Hours after federal regulators announced they would be getting tougher on the worst of the nation’s worst skilled nursing facilities, the key Senate leader who instigated the crackdown said he wanted even more oversight — as well as more funding — for providers.

Meanwhile, the head of the country’s largest nursing home association took strong exception to the Centers for Medicare & Medicaid Services’s decision to increase demands on members of the Special Focus Facilities list targeted.

Sen. Bob Casey (D-PA), chairman of the Special Committee on Aging, who helped spark the SFF changes with a letter to CMS in May, was pleased with Friday’s action, but not satisfied.

“This is a strong step forward, but Congress needs to step up and build on this progress to make change in all nursing homes,” he said in a statement to McKnight’s Long-Term Care News

“This means increasing Medicaid funding and oversight funding so nursing homes have the resources they need to provide quality care and state surveyors are equipped to carry out consistent oversight and enforcement.”

AHCA/NCAL and other advocates agree with Casey, saying much of the answer lies in financial resources to fill staffing gaps that has had a domino effect of staff burnout, higher nurse agency rates (which also inflate staff employee salaries) and lower quality of care. 

“We remain concerned that the rhetoric surrounding these reforms is degrading to the millions of nursing home caregivers who are committed to caring for their residents like their own family and have risked their lives serving on the frontlines during this pandemic,” said Mark Parkinson, the president and CEO of the American Health Care Association/National Center for Assisted Living, in a statement.

In revising the SFF Program, CMS said it will toughen requirements for completion of the program, increase enforcement actions and lengthening the monitoring period for facilities that enter the program. In a nod to the sector’s staffing challenges, CMS also called on states to consider a facility’s staffing level in determining which facilities enter the SFF Program.

Parkinson echoed the view that many providers have: that state surveyors act as police rather than partners, as punishers and not helpers. 

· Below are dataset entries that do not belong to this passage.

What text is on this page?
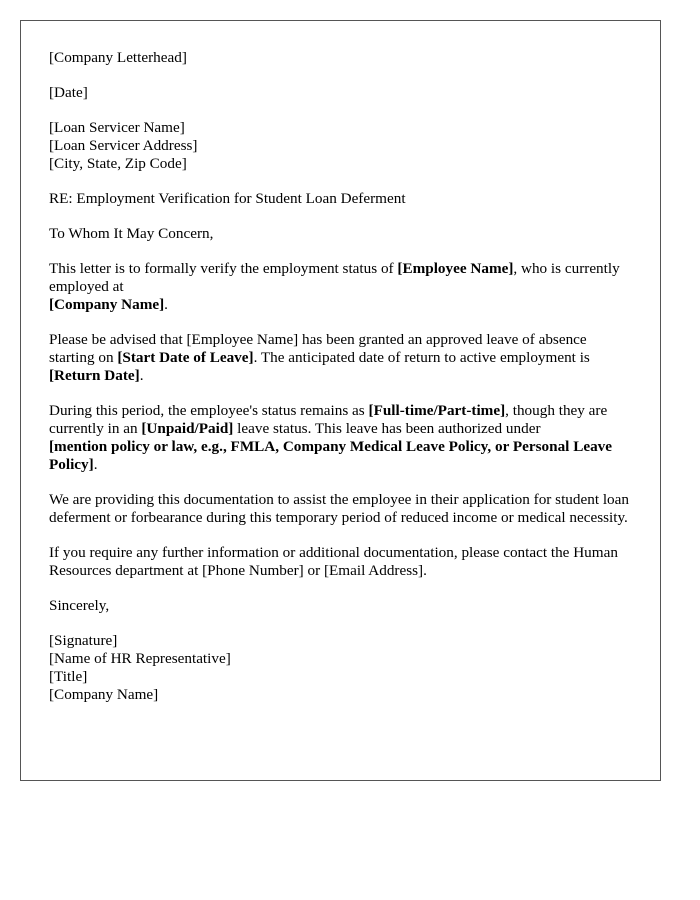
[Company Letterhead]

[Date]

[Loan Servicer Name]
[Loan Servicer Address]
[City, State, Zip Code]

RE: Employment Verification for Student Loan Deferment

To Whom It May Concern,

This letter is to formally verify the employment status of [Employee Name], who is currently employed at
[Company Name].

Please be advised that [Employee Name] has been granted an approved leave of absence starting on [Start Date of Leave]. The anticipated date of return to active employment is
[Return Date].

During this period, the employee's status remains as [Full-time/Part-time], though they are currently in an [Unpaid/Paid] leave status. This leave has been authorized under
[mention policy or law, e.g., FMLA, Company Medical Leave Policy, or Personal Leave Policy].

We are providing this documentation to assist the employee in their application for student loan deferment or forbearance during this temporary period of reduced income or medical necessity.

If you require any further information or additional documentation, please contact the Human Resources department at [Phone Number] or [Email Address].

Sincerely,

[Signature]
[Name of HR Representative]
[Title]
[Company Name]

“The Special Focus Facilities program is supposed to identify facilities in need of improvement and assistance; escalating citations and penalties have neither helped turn these facilities around nor prevented other facilities from becoming chronic poor performers,” he said.

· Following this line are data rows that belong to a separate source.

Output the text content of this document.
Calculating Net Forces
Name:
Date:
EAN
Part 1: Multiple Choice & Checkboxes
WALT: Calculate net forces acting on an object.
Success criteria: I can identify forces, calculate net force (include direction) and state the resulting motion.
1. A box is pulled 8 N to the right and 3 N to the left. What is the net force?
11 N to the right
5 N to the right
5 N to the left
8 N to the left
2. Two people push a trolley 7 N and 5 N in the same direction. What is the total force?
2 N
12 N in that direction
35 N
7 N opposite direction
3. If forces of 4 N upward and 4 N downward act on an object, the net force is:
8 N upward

CMS described the SFF changes as a way to “increase accountability of bad actors in the nursing home industry.” A particular complaint of regulators and others in the past has been poor facilities’ tendency to “yo-yo” on and off the list. Parkinson turned that narrative around in his statement.

“Residents are not victims of the nursing home industry,” he said. “Too many were victims of a vicious virus that targets the elderly as well as terrible public policy decisions — made by both parties — that failed to support and prioritize our most vulnerable.”

Money has to follow

Katie Smith Sloan, CEO of nonprofit aging services advocate LeadingAge, said a comprehensive approach centered around employees and proper funding is needed.

“We continue to emphasize the need for CMS and all stakeholders to prioritize workforce. Staffing goes hand in hand with quality care. As we wrote to President Biden on March 11, 2022, we believe that it is time to take an all-of-government approach to finding solutions that will address the chronic staffing challenges nursing homes and other providers of care to older adults and families continue to navigate.

“Identifying, funding and implementing programs that bring more qualified staff to nursing homes, provide training and career ladders and lattices, are critical to ensuring that older adults and their families can access quality care.”

Parkinson said that analysts have projected that billions of dollars would be required to hire more than 100,000 more nurses and nurse aides if an expected federal staffing minimum moves forward next spring. 

“Long-term care needs a concerted and considerable investment to recruit and retain more frontline caregivers and address access to care issues for millions of seniors,” Parkinson said. “We hope to work with the administration to fully appreciate the role of nursing homes in our nation’s healthcare system, the dedication that our caregivers have to their residents, and the need for policy that pushes improvement, not punishment.”

Senior editor Kimberly Marselas contributed to this article.